Again, Ohio lawmakers seem to be onto something: almost three-quarters of bachelor’s programs at the state’s public four-year schools report low conferrals. Indiana and Utah look average. (Florida—which excels on both Figures—has regulated program rationalization since the 1970s).
By major field of study, 85% of Area/Ethnic/Gender studies programs (a popular target of lawmaker ire) conferred less than 10 bachelor’s degrees nationally in 2023 compared to only 28% in Business. Ratios diverge by state: Ohio reports the third highest number of “Area” programs nationally and 97% confer few degrees. There are only eight such programs in Utah, but only a quarter are “too small.” South Dakota might be judged to have too many Business programs—69% are “too small.”
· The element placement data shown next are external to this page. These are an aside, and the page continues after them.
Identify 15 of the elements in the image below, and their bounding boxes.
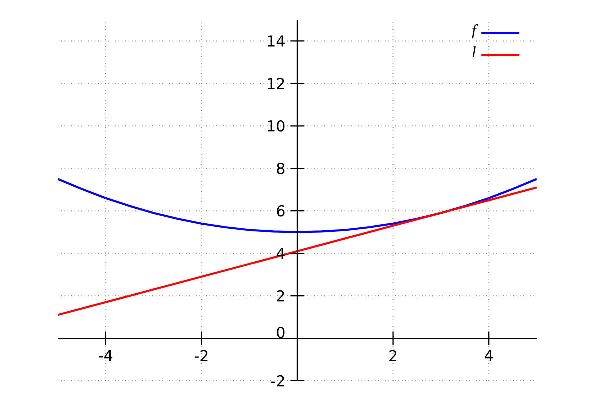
y-tick-label: -2 <box>271 375 284 387</box>
y-tick-label: 6 <box>277 205 285 217</box>
legend-label: f <box>472 24 478 39</box>
legend-label: l <box>472 46 476 58</box>
y-tick-label: 8 <box>277 162 285 174</box>
y-tick-label: 2 <box>277 290 284 302</box>
x-tick-label: -2 <box>194 350 208 362</box>
line-series <box>58 178 537 234</box>
y-tick-label: 12 <box>268 78 284 90</box>
y-tick-label: 14 <box>268 36 285 47</box>
x-tick-label: -4 <box>99 350 113 362</box>
x-tick-label: 2 <box>390 350 397 362</box>
y-tick-label: 10 <box>268 120 285 132</box>
y-tick-label: 0 <box>277 326 285 338</box>
x-tick-label: 4 <box>485 350 494 362</box>
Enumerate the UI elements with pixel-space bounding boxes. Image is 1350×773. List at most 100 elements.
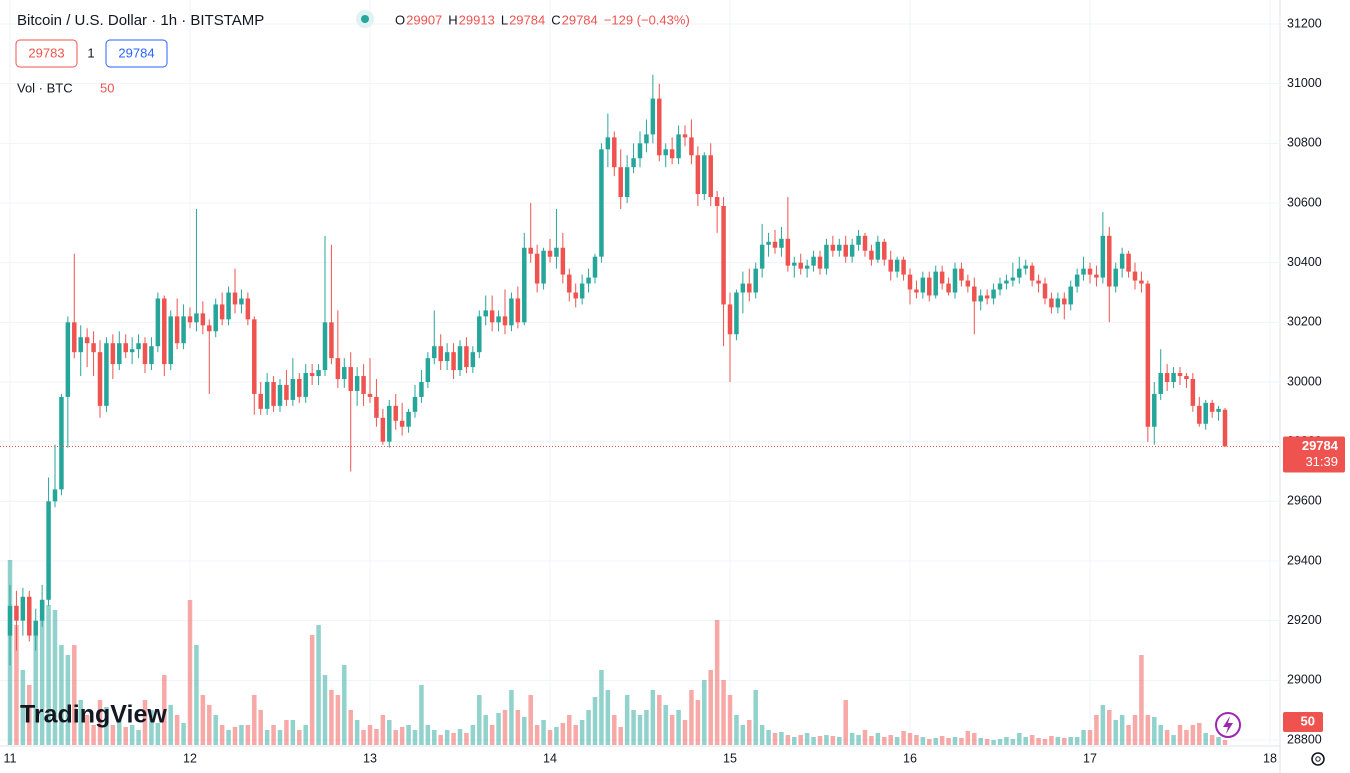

Notionally “in-demand” fields such as Healthcare and Computing also encompass significant proportions of small programs: 35% and 37% respectively, with wide variations by state.
The Bottom Line
Over the past decade, total bachelor’s conferrals at public four-year institutions grew 12% (2023 vs. 2014), while total bachelor's programs offered grew 18% (50% faster). New programs can boost enrollment but risk cluttering an untended portfolio. Expect more state lawmakers to pay attention. Politics may cloud thinking, but the data suggests that some systems have questions to answer on productivity.
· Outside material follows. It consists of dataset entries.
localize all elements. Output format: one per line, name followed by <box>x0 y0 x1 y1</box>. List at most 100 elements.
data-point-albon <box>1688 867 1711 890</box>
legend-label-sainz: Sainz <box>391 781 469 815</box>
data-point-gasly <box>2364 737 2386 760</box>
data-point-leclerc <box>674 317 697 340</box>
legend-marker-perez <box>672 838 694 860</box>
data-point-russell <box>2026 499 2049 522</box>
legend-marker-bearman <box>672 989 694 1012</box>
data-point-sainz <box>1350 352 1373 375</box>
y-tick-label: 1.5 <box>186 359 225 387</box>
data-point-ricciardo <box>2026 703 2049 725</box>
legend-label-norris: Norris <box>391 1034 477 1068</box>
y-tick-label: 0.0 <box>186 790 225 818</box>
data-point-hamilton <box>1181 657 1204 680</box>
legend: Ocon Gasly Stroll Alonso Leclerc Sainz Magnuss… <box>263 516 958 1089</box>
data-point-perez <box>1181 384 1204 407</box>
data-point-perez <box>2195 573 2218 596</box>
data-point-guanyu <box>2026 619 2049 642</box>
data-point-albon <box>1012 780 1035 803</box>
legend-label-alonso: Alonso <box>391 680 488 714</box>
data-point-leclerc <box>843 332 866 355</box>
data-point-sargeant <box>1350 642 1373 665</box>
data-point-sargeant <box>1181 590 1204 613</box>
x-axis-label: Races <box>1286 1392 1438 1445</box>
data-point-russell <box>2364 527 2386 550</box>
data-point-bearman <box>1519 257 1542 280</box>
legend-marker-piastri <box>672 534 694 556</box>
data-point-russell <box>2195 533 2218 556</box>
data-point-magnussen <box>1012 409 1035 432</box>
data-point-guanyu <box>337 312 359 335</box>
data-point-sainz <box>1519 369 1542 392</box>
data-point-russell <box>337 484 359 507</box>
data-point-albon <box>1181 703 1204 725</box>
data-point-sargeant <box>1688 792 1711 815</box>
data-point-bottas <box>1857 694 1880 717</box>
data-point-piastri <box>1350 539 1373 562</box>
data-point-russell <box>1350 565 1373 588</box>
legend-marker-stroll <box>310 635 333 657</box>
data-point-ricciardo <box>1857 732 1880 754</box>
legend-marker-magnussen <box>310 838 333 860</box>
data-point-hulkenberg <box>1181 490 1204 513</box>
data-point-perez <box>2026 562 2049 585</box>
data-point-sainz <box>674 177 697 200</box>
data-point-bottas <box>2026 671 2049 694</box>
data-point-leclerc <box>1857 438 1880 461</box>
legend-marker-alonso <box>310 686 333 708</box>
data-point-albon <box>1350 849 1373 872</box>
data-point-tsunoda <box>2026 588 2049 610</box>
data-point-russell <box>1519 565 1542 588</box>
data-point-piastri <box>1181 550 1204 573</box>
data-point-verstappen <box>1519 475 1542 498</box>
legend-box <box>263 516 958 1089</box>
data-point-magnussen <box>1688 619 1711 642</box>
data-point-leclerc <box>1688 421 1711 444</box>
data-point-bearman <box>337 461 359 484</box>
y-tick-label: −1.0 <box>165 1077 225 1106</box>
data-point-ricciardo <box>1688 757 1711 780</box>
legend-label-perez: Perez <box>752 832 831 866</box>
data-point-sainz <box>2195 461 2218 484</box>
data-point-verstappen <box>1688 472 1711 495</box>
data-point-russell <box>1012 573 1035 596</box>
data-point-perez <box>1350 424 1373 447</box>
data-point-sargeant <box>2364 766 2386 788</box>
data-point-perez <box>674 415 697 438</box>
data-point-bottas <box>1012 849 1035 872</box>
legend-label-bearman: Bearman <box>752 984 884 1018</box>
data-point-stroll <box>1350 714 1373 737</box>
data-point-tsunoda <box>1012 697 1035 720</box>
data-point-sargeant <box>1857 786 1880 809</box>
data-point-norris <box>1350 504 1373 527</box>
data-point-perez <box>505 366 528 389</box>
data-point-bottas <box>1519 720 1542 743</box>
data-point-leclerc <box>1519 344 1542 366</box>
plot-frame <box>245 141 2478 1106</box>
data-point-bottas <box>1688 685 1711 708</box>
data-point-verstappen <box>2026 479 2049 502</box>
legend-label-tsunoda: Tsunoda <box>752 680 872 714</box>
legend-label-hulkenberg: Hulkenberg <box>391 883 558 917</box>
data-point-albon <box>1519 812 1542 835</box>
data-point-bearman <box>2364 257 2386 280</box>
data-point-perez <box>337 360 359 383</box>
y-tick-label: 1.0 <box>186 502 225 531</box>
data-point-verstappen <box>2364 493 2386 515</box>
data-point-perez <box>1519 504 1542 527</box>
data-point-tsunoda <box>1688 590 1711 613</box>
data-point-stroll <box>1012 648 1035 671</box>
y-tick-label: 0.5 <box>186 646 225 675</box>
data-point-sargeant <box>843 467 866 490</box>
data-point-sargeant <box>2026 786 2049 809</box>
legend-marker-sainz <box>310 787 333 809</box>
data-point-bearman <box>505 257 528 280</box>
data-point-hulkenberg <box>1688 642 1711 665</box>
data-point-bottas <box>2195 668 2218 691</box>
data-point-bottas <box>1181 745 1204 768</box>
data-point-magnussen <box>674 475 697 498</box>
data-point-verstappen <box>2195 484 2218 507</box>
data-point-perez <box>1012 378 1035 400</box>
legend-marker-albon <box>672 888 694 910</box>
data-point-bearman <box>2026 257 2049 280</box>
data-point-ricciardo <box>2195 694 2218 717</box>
Institutional leaders would be wise to see opportunity. External pressure can help cut through thickets of internal decision-making. Adjacent programs accumulated (often in different departments) over time might benefit from a merger. The same may be true for some programs “duplicated” across systems.
The major-centric concept of programming might be judged out-of-step with employer interest in student adaptability and core skills. Not more “General Studies” degrees, but perhaps a cross-disciplinary synthesis that leverages the assets of a comprehensive university without the programmatic fragmentation. Faculty interest can be accommodated at the course and program levels. A “comprehensive” university might take different forms.
It is ironic that just as AI gives schools the ability to speed up program creation, a rush of new programs is the last thing most schools need. But AI can help refine, rationalize, and innovate, too.
Of course, the data may be misleading. Program definitions and reporting may be inconsistent between states, and the role of two-year and private schools may explain patterns in some jurisdictions. An online program may be thriving, while the campus version lags. Tallying programs and conferrals may overlook the contribution of “too small” programs to minors, non-degree programs, and General Education.
But do not expect lawmakers to appreciate such nuances. Enrollment and funding pressure are real and growing—never mind the politics.
Public or private, bachelor’s or master’s, simply adding programs is no longer a smart strategy for colleges and universities. Rethinking what a “program” is and how programs can make better use of resources are key to crafting a compelling student experience and brand. Involving enrollment management and marketing departments in program discussions can help balance faculty interest and financial viability.
Bottom line: Higher education has too many programs. The opportunity is to figure out how fewer programs can mean better programs.